ロシアのプーチン大統領は7月16日、フィンランドの首都ヘルシンキで米国のトランプ大統領と首脳会談を行った。両首脳は政治、核軍縮、国際問題、経済など広範な分野で意見交換を実施。ロシア大統領府によると、両首脳は会談後のプレス会見で会談を「成功かつ有益」(プーチン大統領)、「開かれた生産的な対話」(トランプ大統領)と総括した。
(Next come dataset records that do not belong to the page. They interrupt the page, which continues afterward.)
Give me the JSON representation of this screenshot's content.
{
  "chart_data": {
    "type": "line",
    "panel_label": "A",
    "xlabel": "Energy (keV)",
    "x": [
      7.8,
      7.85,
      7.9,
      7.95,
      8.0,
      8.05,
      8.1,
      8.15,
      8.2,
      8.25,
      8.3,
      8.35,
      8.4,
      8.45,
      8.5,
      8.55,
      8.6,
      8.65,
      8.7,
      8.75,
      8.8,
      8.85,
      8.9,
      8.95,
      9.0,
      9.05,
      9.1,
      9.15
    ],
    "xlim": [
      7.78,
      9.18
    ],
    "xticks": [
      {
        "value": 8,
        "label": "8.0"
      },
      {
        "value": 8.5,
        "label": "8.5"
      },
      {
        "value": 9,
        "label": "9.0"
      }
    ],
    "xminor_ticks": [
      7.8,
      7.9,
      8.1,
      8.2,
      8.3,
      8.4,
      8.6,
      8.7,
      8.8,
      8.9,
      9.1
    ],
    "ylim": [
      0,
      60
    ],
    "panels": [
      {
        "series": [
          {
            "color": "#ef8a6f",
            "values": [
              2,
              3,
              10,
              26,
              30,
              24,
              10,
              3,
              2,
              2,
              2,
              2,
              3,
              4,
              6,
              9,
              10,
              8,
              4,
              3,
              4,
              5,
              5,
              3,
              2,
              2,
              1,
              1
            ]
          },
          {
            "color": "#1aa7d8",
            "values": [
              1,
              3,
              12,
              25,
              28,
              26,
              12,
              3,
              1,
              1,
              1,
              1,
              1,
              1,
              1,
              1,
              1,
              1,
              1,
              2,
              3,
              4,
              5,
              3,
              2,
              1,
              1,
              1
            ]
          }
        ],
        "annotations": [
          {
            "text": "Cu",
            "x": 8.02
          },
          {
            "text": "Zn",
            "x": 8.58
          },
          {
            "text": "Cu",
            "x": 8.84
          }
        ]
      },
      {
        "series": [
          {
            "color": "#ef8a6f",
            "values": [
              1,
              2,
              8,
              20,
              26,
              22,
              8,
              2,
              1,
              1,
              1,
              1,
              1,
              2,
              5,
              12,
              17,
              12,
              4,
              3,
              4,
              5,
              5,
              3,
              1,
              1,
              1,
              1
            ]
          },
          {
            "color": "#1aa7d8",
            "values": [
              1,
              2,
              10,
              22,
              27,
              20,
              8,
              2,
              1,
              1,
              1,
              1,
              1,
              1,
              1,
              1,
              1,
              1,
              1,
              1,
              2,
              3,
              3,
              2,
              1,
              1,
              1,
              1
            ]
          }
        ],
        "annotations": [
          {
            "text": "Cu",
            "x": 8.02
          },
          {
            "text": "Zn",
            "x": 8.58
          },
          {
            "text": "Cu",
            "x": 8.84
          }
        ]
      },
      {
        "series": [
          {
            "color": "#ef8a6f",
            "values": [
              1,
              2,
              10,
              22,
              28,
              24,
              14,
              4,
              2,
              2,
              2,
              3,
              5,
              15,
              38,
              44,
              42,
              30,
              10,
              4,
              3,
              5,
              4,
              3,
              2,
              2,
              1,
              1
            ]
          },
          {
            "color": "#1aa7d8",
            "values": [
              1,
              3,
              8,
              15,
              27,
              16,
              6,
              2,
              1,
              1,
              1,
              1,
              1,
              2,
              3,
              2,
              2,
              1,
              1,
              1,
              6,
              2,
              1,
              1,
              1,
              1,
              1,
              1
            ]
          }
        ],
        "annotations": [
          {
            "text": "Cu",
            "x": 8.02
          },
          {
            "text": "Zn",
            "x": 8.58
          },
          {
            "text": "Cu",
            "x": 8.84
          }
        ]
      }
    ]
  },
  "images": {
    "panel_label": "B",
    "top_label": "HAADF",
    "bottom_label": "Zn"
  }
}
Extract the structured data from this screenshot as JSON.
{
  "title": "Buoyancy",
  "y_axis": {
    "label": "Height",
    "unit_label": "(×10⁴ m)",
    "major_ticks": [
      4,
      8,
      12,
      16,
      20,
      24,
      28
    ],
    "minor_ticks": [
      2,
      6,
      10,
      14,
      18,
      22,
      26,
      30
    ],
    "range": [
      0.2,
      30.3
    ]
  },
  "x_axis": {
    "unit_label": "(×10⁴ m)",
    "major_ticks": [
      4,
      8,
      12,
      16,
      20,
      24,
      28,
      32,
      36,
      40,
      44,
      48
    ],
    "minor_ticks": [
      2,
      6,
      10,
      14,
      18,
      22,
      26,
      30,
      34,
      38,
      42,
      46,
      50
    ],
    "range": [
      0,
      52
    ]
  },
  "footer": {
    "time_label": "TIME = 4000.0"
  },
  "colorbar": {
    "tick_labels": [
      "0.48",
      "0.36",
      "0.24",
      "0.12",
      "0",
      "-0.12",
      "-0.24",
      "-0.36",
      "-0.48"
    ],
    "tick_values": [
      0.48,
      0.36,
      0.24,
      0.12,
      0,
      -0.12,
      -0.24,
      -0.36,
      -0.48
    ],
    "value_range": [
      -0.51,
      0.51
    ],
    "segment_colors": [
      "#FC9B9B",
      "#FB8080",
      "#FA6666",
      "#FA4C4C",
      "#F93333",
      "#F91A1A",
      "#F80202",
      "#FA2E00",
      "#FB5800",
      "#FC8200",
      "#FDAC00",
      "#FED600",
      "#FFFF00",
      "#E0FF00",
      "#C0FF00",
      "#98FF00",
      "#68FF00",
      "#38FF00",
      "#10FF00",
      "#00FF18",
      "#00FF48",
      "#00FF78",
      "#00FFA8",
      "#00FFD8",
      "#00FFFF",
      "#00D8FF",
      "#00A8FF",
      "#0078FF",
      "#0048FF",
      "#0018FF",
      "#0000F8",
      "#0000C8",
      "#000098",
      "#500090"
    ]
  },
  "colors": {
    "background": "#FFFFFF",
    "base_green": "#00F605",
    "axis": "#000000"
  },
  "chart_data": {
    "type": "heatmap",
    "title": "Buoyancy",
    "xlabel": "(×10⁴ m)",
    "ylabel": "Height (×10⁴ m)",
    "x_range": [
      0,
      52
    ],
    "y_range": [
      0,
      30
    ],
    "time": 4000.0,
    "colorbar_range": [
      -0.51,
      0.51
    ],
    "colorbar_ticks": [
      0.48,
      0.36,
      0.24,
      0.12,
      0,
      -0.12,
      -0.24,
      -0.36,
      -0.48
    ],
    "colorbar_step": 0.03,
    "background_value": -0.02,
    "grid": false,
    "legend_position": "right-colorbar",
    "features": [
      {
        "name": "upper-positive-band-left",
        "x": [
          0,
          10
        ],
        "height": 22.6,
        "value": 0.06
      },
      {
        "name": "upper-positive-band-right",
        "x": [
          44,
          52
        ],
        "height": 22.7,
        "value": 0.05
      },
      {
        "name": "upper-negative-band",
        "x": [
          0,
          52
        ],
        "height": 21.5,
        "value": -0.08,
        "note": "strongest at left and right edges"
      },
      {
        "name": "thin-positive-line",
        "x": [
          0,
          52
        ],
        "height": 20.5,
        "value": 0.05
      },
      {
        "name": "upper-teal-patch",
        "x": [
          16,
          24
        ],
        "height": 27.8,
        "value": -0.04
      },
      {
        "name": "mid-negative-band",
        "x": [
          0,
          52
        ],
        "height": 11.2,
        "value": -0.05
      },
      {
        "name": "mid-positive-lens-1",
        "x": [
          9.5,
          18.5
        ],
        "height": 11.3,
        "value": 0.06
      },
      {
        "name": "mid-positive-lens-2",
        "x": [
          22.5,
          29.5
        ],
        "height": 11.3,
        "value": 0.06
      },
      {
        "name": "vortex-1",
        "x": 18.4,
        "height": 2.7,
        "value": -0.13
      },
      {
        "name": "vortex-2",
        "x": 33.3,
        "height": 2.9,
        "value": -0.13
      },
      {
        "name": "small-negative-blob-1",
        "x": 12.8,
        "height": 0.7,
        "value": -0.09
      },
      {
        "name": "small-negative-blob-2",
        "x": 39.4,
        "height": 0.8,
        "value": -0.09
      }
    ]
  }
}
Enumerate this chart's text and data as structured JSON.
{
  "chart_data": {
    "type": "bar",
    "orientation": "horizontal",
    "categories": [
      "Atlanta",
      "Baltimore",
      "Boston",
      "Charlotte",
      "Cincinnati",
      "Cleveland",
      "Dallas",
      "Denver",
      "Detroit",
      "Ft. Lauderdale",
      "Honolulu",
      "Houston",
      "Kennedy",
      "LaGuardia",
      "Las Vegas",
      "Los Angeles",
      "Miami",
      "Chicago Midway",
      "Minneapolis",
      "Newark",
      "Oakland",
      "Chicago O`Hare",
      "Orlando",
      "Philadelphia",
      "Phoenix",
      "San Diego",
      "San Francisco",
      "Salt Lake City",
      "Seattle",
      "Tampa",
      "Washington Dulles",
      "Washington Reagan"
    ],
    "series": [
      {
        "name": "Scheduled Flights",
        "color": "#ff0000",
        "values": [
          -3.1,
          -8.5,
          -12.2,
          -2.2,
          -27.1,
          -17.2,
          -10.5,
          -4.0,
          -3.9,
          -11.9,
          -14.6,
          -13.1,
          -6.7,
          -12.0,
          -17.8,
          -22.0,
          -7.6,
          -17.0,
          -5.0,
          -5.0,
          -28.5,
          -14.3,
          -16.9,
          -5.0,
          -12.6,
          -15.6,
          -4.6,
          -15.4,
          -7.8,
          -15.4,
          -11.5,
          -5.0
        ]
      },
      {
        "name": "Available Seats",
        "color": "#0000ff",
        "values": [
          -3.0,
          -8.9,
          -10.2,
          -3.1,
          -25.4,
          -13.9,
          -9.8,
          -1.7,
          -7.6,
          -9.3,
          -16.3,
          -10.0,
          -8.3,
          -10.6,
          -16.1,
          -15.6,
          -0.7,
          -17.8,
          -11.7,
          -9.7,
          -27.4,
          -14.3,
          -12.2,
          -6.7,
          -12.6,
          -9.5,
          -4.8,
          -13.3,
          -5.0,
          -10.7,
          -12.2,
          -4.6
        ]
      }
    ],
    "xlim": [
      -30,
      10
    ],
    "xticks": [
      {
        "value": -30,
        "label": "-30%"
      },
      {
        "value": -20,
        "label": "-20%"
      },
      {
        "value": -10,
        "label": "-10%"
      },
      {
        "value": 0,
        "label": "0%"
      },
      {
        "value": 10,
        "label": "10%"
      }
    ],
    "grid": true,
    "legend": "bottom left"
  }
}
経済分野では、ロシアからドイツにバルト海経由で天然ガスを輸送するパイプライン「ノード・ストリーム2」建設について議論が行われ、トランプ大統領は米国産天然ガスの欧州向け輸出を積極的に増加させる方針を示した。トランプ大統領は7月11日にベルギーのブリュッセルで開催されたNATO首脳会議で、現在建設中の天然ガスパイプライン「ノード・ストリーム2」を推進するドイツを批判したことについて、「米国は現在でも世界最大の石油・天然ガスの産出国で、われわれは液化天然ガス(LNG)を輸出している。(LNGを欧州へ輸出する際にはロシアからの)パイプラインと競争しなければならない。パイプラインには有利な点もあるが、われわれはうまく競争するだろう。アンゲラ・メルケル・ドイツ首相とこの点を厳しいトーンで議論した」と発言し、批判の背景にはドイツを含む欧州各国への米国産LNGの輸出を増加させたい意向があることを示唆した。同大統領は「米国は(LNGの輸出を制限していた)数年前とは全く別の国だ。われわれは産出できるだけ(の天然ガスを)産出する。われわれは強い競争相手となる」とも述べ、LNG輸出の増加に強い意欲を示した。

プーチン大統領はトランプ大統領の発言に対して、「(トランプ)大統領のスタンスはわれわれにとって明確になった」と述べつつ、「両国は(天然ガスの)生産者を苦しめる極端な価格下落や、加工・機械産業、その他経済分野に打撃を与える極端な価格上昇には関心がない」とし、「原油・天然ガスの国際価格の調整について両国で建設的な協力の余地がある」とした。また、ノード・ストリーム2建設へのトランプ大統領の批判について、プーチン大統領は「(トランプ)大統領はウクライナ経由の天然ガスのトランジット輸送がなくなることを懸念している」と述べ、「ロシアは2019年に終了するウクライナとのトランジット契約を延長する用意がある」として、ノード・ストリーム2事業推進のため、米国とウクライナ(注)に配慮する姿勢をみせた。

このほか、両首脳は経済面で、両国間の貿易投資促進のためハイレベルのワーキンググループを発足させることで合意した。

(注)ウクライナのポロシェンコ大統領は、NATO首脳会議の枠内でトランプ大統領と面会し、同国のノード・ストリーム2事業への立場を伝えている。